Die Wucht der Explosion schleudert den Helm von Trang-Oul durch den Raum. Ich fange ihn mühelos auf.
Bald darauf grabe ich mich aus dem Boden. Es ist dunkel geworden.
Ich starre dem Helm in die leeren Augen. Nun, das wird den General mehr als nur ein bisschen interessieren, würde ich sagen. Er wäre mir sicher böse, wenn er nicht sofort von meinem Fund erfährt.
Na ja, sagen wir nicht sofort, sagen wir heute. Ich packe den Helm sicher in mein Inneres und beginne, zurück zu dem Lager der Holzfäller zu laufen, von wo aus wir heute morgen das Arbeiten begonnen haben. Der General wird ein paar Stunden verschmerzen können und muss ja nie erfahren, dass ich ihn habe warten lassen. Denn was soll ich sagen? Ich fühle mich verantwortlich für die Leute hier. Und mehrere von ihnen sind heute wegen mir gestorben. Eine Tatsache, die mir erst jetzt allmählich klar wird, als die Schuld mich mehr und mehr in ihren Griff bekommt. Ich weiß, dass es wenig gab, das ich hätte tun können außer überhaupt nicht aufzutauchen, und dann wäre Endugu immer noch am Leben. Das hilft aber nicht wirklich, um mir inneren Frieden zu geben. Ich muss herausfinden, ob Gajaraf seine schrecklichen Verbrennungen überlebt hat. Muss den anderen sagen, was passiert ist, dass ich Ithefels Tod gerächt habe. Wir brauchen Wachen beim Schinderdorf, bevor sich manche von denen noch herausgraben; sicher sind noch welche übrig.
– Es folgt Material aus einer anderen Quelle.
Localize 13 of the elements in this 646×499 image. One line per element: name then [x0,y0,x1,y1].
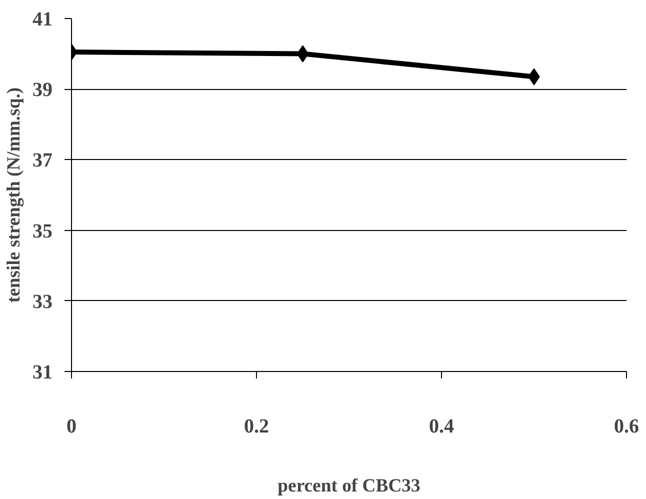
y-axis-title: tensile strength (N/mm.sq.) [4,87,24,303]
x-tick-label: 0.2 [244,416,269,438]
y-tick-label: 37 [32,150,52,172]
y-tick-label: 41 [32,8,52,30]
x-tick-label: 0.4 [429,416,454,438]
y-tick-label: 35 [32,220,52,242]
y-tick-label: 31 [32,362,52,384]
y-tick-label: 33 [32,290,52,313]
point [296,45,309,62]
x-tick-label: 0.6 [614,416,639,438]
x-axis-title: percent of CBC33 [278,476,420,496]
x-tick-label: 0 [66,416,76,438]
y-tick-label: 39 [32,79,52,102]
Und sobald es draußen wieder hell ist, müssen alle Kämpfer, die wir kriegen können – das bedeutet auch so viele Eisenwölfe wie möglich, und Aschara davon zu überzeugen, wird auch nicht besonders lustig werden – in den Dungeon, um da unten alles auszuräuchern. Das haben wir viel zu lange ignoriert.
Die nächsten Schritte zu planen hilft ein wenig gegen meine Schuldgefühle. Trang-Ouls Helm...völlig vergessen. Bewusst. Ich habe meine Prioritäten. Dass ich die Leute hier über meinen Meister stelle, ohne darüber groß nachdenken zu müssen, schockiert mich nicht einmal.
Gajaraf hat es nicht geschafft.
Und schließlich, während ich den immer gleichen Weg um das Schinderdorf abgehe, ein halbes Auge und Ohr auf irgendwelche ungewöhnlichen Vorkommnisse, tue ich etwas, was ich seit mehr als einer Woche mit Freude vermieden habe.
He, Zweiter, weck den General auf. Ich habe extrem interessante Neuigkeiten, auf die er sicher nicht warten will.